Whether you are going ringless or using a metal ring with a liner, it's important to prepare the casting ring correctly to avoid casting or pressing issues. Each type of ring has certain parameters you should consider before investing. Don’t fall victim to these common pitfalls when investing casting rings:
Pitfall: The use of petrolatum (Vaseline) in ringless casting.
How to avoid it: The problem comes from the exothermic (heat) reaction of the setting investment when it contacts the petrolatum. As the investment heats up during setting, the area that contacts the petrolatum changes its chemistry, and the surface is weakened. Many times this can result in cracked - or worse yet - exploding rings. A better option would be to use a silicone spray to ease the removal of the set investment.
Pitfall: Using the incorrect size ring liner when using a metal casting ring.
How to avoid it: Keep the liner 3mm short of the top of the ring. This allows for an area of investment to contact the top of the ring, so the investment won’t slide out after burnout and during its move from the burnout oven to the casting machine. When used for investing, the burned out ring liner allows for expansion and creates a small gap between the investment and ring. Care should be taken to ensure intimate contact between the ring to avoid gaps that can trap air at the time of investing. This can also cause casting issues. Tack the liner down with sticky wax to secure its placement.
Pitfall: Using a dirty crucible former.
How to avoid it: Make sure the crucible former is clean and free of any previous investment.

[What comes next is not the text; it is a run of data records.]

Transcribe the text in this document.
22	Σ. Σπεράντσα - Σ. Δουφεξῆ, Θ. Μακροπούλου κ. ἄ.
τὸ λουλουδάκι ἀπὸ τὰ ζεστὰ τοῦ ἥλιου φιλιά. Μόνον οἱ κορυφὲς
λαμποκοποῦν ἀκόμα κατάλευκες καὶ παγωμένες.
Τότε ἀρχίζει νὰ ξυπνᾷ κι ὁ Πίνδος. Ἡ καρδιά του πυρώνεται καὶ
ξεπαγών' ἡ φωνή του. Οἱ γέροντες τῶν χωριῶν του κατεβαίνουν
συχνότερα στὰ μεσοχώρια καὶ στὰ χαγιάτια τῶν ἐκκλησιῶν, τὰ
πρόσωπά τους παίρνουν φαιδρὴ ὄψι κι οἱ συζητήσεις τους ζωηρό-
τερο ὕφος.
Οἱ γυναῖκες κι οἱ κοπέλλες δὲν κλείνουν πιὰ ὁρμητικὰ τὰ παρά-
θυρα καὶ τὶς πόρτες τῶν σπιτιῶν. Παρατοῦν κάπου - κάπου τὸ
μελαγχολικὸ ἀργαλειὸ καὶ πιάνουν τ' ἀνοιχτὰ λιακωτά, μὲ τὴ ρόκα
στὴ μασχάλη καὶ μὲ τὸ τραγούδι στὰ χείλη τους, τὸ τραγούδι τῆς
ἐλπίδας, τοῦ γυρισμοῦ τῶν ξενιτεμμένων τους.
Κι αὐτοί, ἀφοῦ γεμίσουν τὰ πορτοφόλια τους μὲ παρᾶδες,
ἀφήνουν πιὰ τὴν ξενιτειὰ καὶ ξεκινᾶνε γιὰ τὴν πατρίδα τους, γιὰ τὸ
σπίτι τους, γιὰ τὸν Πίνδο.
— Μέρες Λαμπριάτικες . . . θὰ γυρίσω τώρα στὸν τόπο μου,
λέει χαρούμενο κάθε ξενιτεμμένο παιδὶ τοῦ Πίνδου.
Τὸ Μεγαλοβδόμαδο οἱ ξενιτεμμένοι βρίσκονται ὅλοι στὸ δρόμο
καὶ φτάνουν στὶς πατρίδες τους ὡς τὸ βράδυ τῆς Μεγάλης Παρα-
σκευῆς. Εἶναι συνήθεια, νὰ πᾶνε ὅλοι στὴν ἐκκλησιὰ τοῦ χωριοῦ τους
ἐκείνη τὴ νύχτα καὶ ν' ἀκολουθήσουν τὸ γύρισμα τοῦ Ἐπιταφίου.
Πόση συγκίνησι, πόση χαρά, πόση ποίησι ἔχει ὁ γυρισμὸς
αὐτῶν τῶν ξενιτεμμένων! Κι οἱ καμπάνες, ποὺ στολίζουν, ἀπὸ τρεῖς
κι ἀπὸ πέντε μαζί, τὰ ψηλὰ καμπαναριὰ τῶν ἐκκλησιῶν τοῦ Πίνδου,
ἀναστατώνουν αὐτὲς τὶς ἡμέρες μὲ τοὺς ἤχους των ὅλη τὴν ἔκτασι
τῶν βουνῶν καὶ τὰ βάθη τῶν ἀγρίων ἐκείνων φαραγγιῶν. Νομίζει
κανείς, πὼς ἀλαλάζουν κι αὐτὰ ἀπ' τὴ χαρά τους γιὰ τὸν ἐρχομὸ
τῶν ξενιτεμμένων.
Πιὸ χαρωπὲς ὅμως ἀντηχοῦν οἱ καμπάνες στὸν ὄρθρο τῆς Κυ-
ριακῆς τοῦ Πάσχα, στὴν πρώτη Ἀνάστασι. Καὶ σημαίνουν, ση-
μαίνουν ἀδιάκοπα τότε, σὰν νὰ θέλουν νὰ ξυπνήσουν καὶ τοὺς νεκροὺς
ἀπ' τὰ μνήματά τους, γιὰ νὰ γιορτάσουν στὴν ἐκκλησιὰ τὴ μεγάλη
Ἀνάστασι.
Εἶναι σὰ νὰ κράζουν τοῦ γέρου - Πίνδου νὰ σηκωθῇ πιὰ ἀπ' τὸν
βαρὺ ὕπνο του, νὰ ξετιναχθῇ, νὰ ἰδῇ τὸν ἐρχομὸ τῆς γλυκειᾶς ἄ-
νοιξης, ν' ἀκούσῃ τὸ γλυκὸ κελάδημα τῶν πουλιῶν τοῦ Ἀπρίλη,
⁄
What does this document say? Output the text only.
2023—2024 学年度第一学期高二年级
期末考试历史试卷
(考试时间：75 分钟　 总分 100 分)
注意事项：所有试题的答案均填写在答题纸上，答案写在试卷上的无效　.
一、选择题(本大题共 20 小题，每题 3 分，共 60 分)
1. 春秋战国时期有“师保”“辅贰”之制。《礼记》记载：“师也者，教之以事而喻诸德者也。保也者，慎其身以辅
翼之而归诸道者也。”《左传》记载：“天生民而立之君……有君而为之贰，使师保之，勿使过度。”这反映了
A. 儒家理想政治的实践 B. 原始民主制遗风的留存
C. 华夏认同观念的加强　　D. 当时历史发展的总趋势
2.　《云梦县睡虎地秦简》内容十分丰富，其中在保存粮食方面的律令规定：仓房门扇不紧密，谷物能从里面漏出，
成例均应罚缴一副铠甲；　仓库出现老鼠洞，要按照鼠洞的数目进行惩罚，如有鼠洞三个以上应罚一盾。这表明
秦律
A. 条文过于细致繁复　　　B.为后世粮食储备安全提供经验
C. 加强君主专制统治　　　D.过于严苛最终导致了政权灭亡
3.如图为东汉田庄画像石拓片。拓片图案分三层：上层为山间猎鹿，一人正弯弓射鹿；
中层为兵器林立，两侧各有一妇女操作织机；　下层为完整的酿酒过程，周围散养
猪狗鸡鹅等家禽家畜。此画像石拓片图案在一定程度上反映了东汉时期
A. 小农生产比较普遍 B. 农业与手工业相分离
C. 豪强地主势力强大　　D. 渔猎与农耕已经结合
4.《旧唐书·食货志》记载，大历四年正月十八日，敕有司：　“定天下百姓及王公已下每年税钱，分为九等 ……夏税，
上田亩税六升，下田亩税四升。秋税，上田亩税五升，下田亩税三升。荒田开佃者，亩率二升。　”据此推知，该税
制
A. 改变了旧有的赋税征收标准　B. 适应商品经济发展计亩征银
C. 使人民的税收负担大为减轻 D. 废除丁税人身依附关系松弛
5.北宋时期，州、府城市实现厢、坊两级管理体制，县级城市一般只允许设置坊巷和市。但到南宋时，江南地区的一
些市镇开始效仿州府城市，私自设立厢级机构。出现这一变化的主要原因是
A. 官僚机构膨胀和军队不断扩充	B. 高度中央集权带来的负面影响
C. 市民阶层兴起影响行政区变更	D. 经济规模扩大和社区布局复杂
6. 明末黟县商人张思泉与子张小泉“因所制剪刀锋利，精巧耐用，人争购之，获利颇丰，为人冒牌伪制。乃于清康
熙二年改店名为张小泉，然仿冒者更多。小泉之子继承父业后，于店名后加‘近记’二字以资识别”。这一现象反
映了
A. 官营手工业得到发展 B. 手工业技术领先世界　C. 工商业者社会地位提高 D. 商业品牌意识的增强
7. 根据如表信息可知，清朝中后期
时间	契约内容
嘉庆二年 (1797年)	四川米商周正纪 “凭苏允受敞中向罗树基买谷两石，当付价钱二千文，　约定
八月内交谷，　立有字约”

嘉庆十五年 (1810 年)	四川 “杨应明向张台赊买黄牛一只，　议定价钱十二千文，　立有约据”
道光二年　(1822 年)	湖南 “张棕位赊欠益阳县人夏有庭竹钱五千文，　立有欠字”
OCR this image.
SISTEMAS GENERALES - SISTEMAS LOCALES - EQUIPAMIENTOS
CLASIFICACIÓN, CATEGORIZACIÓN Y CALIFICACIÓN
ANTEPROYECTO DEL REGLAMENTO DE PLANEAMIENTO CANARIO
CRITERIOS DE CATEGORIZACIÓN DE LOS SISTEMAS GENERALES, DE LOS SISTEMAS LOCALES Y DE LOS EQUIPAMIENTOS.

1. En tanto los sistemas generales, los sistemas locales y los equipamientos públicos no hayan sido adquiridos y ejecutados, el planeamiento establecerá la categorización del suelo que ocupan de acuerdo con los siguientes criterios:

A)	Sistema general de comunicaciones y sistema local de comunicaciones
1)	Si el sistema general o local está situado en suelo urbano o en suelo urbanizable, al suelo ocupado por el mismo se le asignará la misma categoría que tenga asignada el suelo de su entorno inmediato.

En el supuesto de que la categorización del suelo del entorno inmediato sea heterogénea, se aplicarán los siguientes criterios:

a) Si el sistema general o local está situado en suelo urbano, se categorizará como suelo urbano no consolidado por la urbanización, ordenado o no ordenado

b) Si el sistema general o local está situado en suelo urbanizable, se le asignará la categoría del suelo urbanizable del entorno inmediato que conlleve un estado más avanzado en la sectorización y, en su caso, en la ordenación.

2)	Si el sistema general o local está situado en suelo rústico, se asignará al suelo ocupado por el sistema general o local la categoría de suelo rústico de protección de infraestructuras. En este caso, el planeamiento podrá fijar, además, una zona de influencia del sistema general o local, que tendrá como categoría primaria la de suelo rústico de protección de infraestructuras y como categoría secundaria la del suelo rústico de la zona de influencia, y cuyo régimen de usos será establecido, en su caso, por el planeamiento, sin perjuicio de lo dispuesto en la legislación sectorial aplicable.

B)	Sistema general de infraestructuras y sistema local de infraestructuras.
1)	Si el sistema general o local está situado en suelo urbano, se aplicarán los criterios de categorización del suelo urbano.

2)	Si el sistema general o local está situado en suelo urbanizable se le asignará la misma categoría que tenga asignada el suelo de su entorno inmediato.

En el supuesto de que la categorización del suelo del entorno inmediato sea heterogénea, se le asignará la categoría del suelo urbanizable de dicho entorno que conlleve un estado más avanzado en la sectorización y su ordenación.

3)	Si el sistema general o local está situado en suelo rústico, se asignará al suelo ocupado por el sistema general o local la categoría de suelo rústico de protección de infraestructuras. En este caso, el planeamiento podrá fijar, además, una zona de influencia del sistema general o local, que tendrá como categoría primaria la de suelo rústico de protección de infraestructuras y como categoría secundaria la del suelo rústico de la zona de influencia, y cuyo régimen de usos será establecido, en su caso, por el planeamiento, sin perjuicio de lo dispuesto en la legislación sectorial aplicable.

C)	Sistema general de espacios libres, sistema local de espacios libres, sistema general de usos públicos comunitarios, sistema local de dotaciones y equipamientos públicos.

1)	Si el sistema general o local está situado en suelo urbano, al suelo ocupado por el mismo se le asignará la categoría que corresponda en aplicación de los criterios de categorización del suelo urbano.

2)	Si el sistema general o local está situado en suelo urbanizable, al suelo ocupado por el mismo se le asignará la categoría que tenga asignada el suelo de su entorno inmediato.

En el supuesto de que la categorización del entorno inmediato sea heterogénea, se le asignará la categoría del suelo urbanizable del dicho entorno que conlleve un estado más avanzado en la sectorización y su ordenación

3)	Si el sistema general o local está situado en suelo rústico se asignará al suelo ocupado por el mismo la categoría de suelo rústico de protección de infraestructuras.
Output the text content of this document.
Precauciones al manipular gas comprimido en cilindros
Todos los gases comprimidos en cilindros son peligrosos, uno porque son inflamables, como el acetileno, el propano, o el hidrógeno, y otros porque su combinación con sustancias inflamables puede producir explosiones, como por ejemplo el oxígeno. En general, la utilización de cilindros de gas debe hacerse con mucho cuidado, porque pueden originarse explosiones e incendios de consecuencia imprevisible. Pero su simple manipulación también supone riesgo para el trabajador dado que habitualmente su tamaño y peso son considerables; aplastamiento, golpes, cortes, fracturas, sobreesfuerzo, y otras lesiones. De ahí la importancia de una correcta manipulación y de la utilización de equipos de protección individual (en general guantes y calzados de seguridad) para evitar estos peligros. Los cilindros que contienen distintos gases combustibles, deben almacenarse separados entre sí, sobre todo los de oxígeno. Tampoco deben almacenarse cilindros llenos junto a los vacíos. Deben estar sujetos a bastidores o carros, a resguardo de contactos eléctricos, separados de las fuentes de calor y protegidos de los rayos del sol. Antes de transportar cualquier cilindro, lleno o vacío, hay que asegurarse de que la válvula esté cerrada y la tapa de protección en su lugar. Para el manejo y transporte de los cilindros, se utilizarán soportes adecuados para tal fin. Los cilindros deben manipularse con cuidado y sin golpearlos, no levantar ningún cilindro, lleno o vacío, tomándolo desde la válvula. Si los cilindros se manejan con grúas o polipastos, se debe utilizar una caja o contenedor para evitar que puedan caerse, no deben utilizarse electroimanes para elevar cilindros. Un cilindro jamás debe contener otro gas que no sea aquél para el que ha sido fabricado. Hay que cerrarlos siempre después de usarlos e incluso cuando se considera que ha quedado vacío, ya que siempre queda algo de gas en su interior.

This is especially true in the center hole. Just a few investment particles can linger behind and in some cases migrate into the restoration during the casting process. Air can also be trapped in the center hole when it is not completely filled with wax, and that can create voids in the casting.
The bottom line is that it is important that when you are investing, follow the recommended protocol to avoid these issues and to ensure complete, void-free and smooth castings.